(Photo credit: Astrid Westvang)
There’s a lot of passionate debate online over what body positivity means, but I’d like to focus on one part of the discussion: your view of your body. There will always be judgment coming from all directions, but that’s just noise. The most important ‘judgment’ is the one you make on yourself. In fact, it’s not judgment you need, but acceptance.
Having said that…
Yes, you have to love and accept your body just the way it is. BUT loving your body entails taking care of it by keeping it healthy and active.
To say you love your curvy and bouncy body just as it is while downing soda, chips and ice-cream that’s contributing to your high blood pressure, high blood sugar, and high visceral fat levels (the fat surrounding your organs), then no, that doesn’t qualify as loving your body. You’re hurting your body.
To say you love your slender body just as it is while starving yourself, and using coffee and cigarettes as substitutes for meals, then no, that doesn’t qualify as loving your body. You’re hurting your body.
Are you using body positivity as a guise for complacency? Be honest with yourself. It seems there’s a blanket ban on the use of the words ‘fat’ or ‘thin.’ It has somehow become politically incorrect to say either one without causing a shitstorm of angry comments. While I agree that we are not in a position to judge anyone else’s body, we shouldn’t be walking on eggshells in assessing ourselves. If we can’t be honest about our own bodies, who will?
The goal of body positivity is to feel confident, have a healthy relationship with food and exercise, accept that even with our best efforts we will always have imperfections, and be in a constant state of bettering ourselves. That’s what body positivity is about. It is not an excuse to remain stagnant or complacent about your health in the name of ‘acceptance.’ That’s not acceptance. That’s laziness. That’s self indulgence. That’s the opposite of loving yourself.
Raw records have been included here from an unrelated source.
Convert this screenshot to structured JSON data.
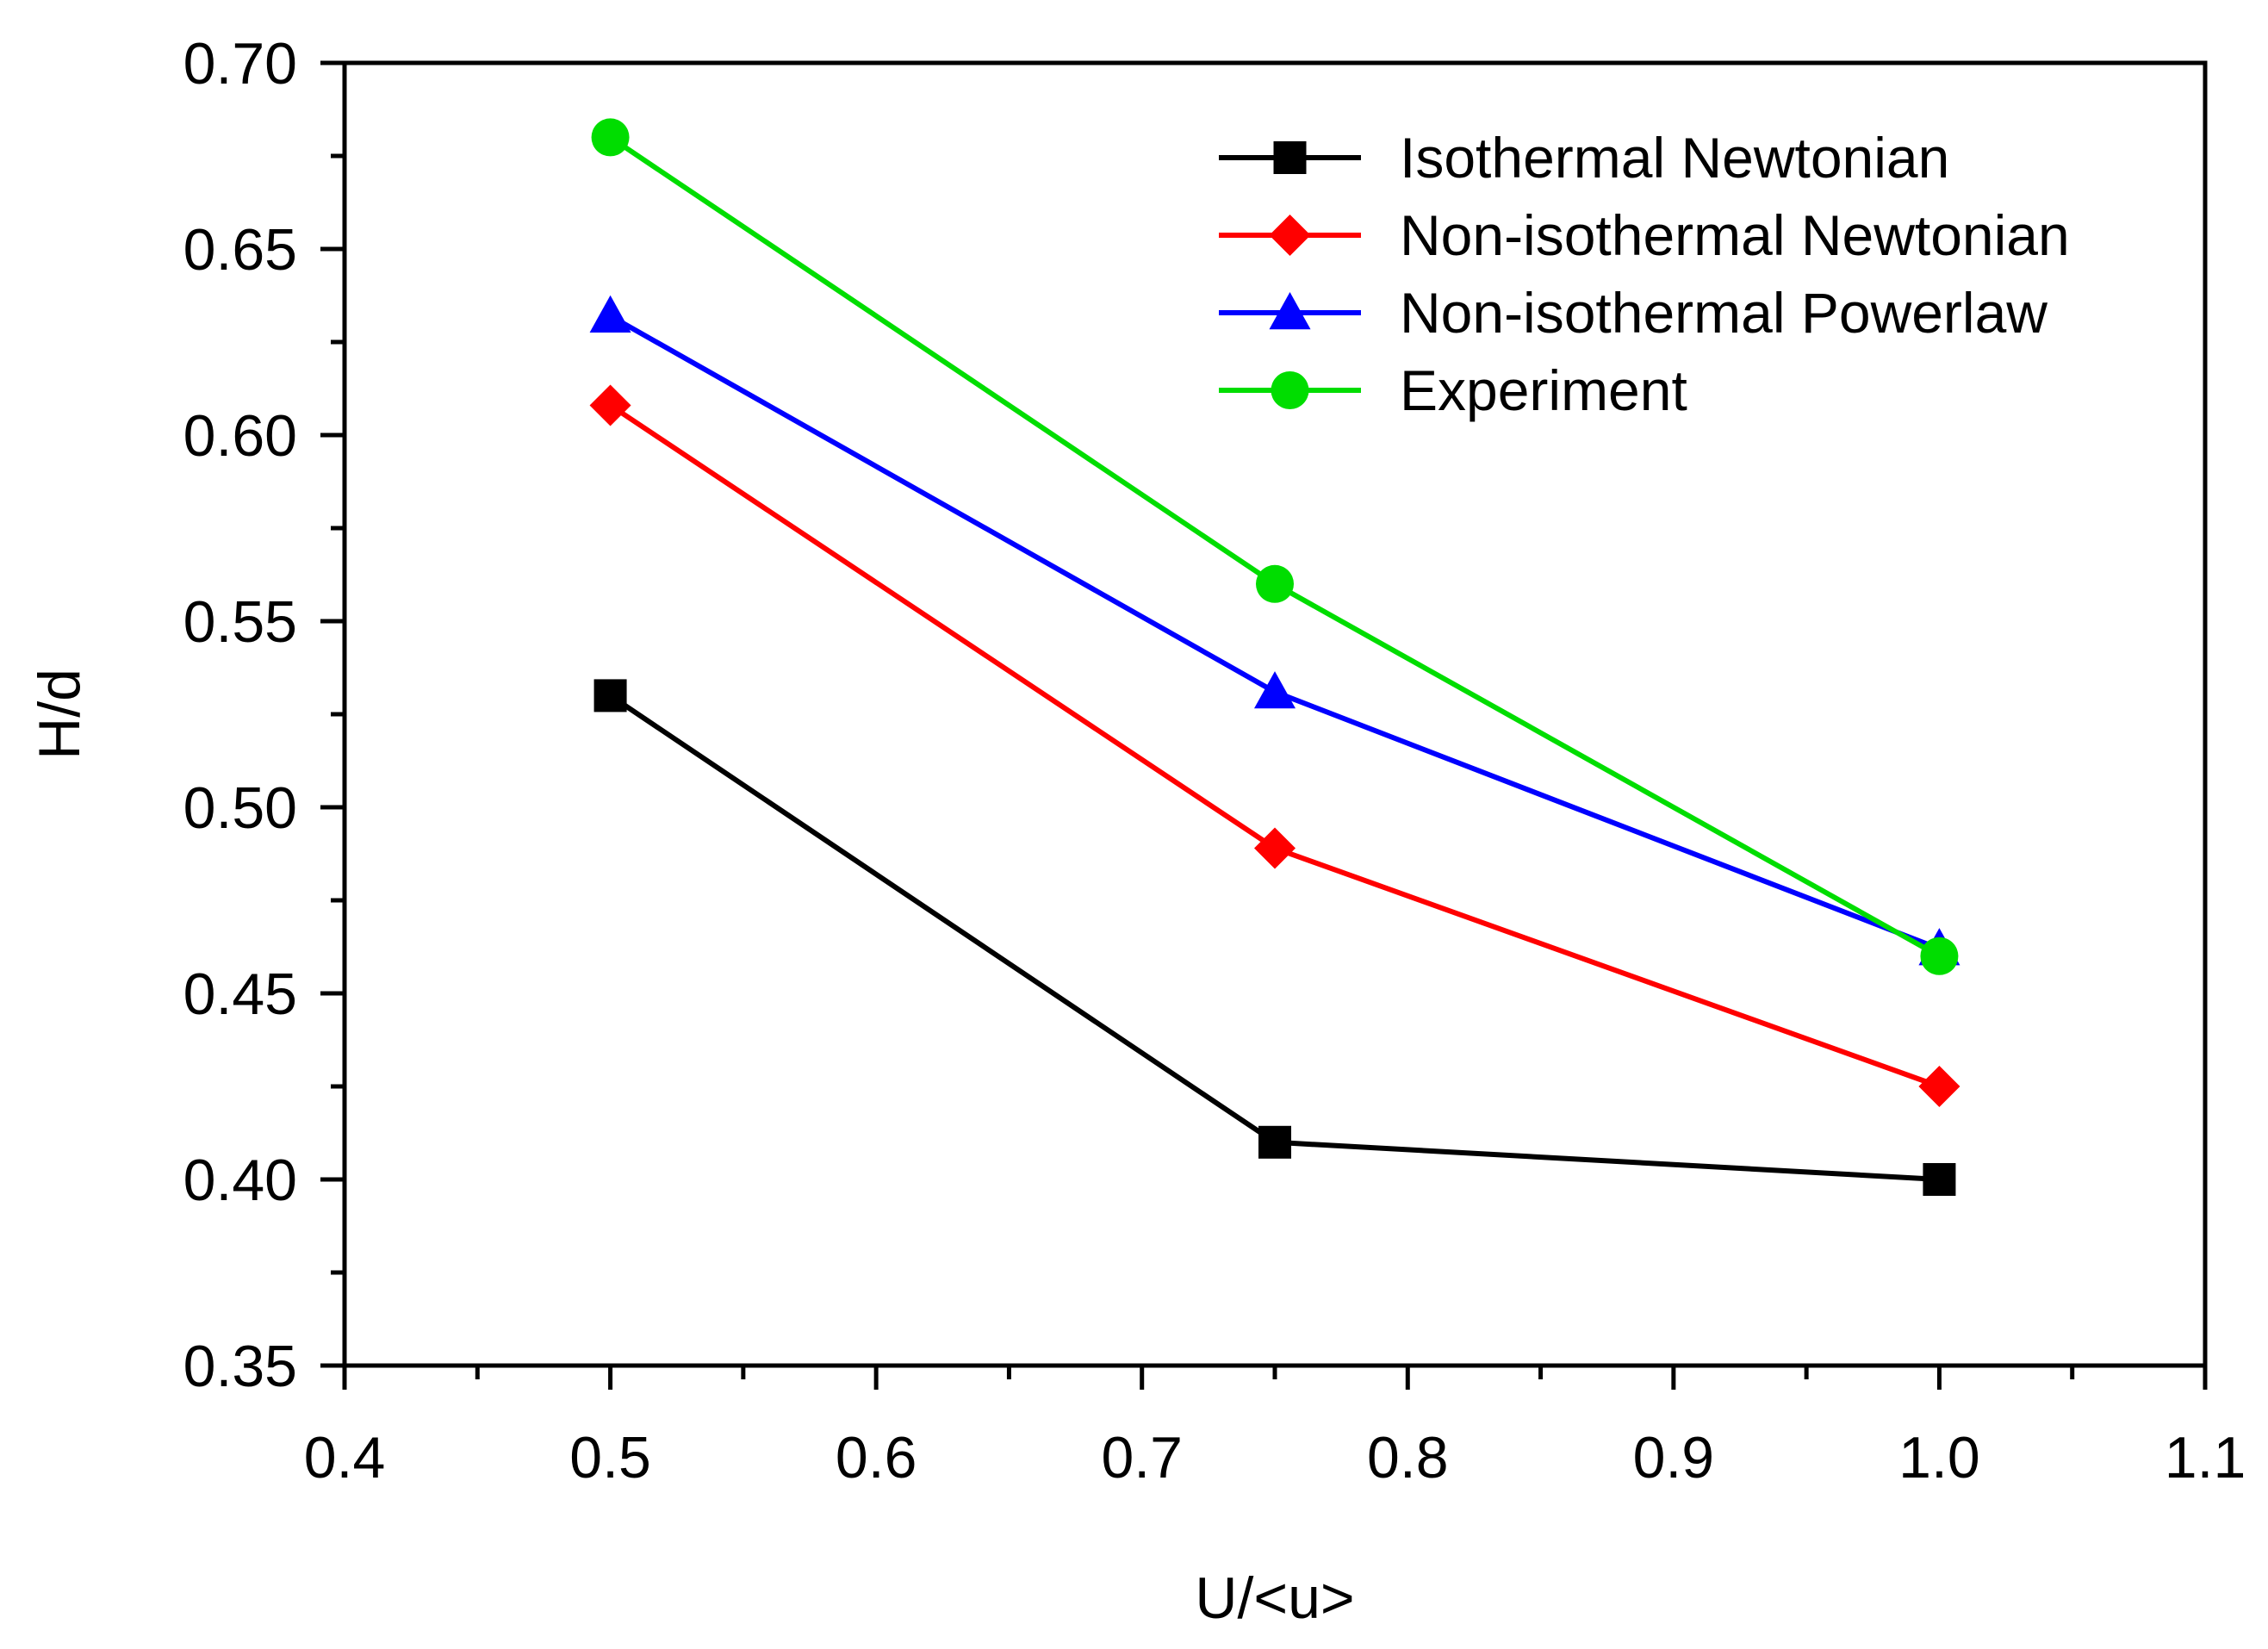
{
  "chart_data": {
    "type": "line",
    "title": "",
    "xlabel": "U/<u>",
    "ylabel": "H/d",
    "xlim": [
      0.4,
      1.1
    ],
    "ylim": [
      0.35,
      0.7
    ],
    "x_major_ticks": [
      0.4,
      0.5,
      0.6,
      0.7,
      0.8,
      0.9,
      1.0,
      1.1
    ],
    "x_tick_labels": [
      "0.4",
      "0.5",
      "0.6",
      "0.7",
      "0.8",
      "0.9",
      "1.0",
      "1.1"
    ],
    "y_major_ticks": [
      0.35,
      0.4,
      0.45,
      0.5,
      0.55,
      0.6,
      0.65,
      0.7
    ],
    "y_tick_labels": [
      "0.35",
      "0.40",
      "0.45",
      "0.50",
      "0.55",
      "0.60",
      "0.65",
      "0.70"
    ],
    "grid": false,
    "legend_position": "top-right",
    "x": [
      0.5,
      0.75,
      1.0
    ],
    "series": [
      {
        "name": "Isothermal Newtonian",
        "color": "#000000",
        "marker": "square",
        "values": [
          0.53,
          0.41,
          0.4
        ]
      },
      {
        "name": "Non-isothermal Newtonian",
        "color": "#ff0000",
        "marker": "diamond",
        "values": [
          0.608,
          0.489,
          0.425
        ]
      },
      {
        "name": "Non-isothermal Powerlaw",
        "color": "#0000ff",
        "marker": "triangle",
        "values": [
          0.632,
          0.531,
          0.462
        ]
      },
      {
        "name": "Experiment",
        "color": "#00dd00",
        "marker": "circle",
        "values": [
          0.68,
          0.56,
          0.46
        ]
      }
    ]
  }
}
If you have an eating disorder, please seek help. There’s no shame in asking for help. Acknowledging and accepting weakness, and deciding to do something about it is what loving yourself is all about.
If you have body image or confidence issues, face your fears and do something about it. Seek help as well if needed.
When you see images of confident women of different sizes, that positivity comes from within. That’s great for the woman in the picture. But being as thin or curvy as a body positive woman in a magazine says nothing about your own state.
It is NOT about size. Being body positive is LOVING your body. It is about treating it right. It is about eating well, exercising, or meditating. It is about constantly seeking ways to be better — in body, mind and spirit.
That means you have to get out of your comfort zone. Get off of your butt. Stop stuffing your body with sugar. Stop comparing yourself with others. Read more. Keep an open mind. Keep your health in check. Feel confident in your own skin. Say no to complacency.
Finally, be body positive enough to ignore judgements from others. The only opinion that matters is yours.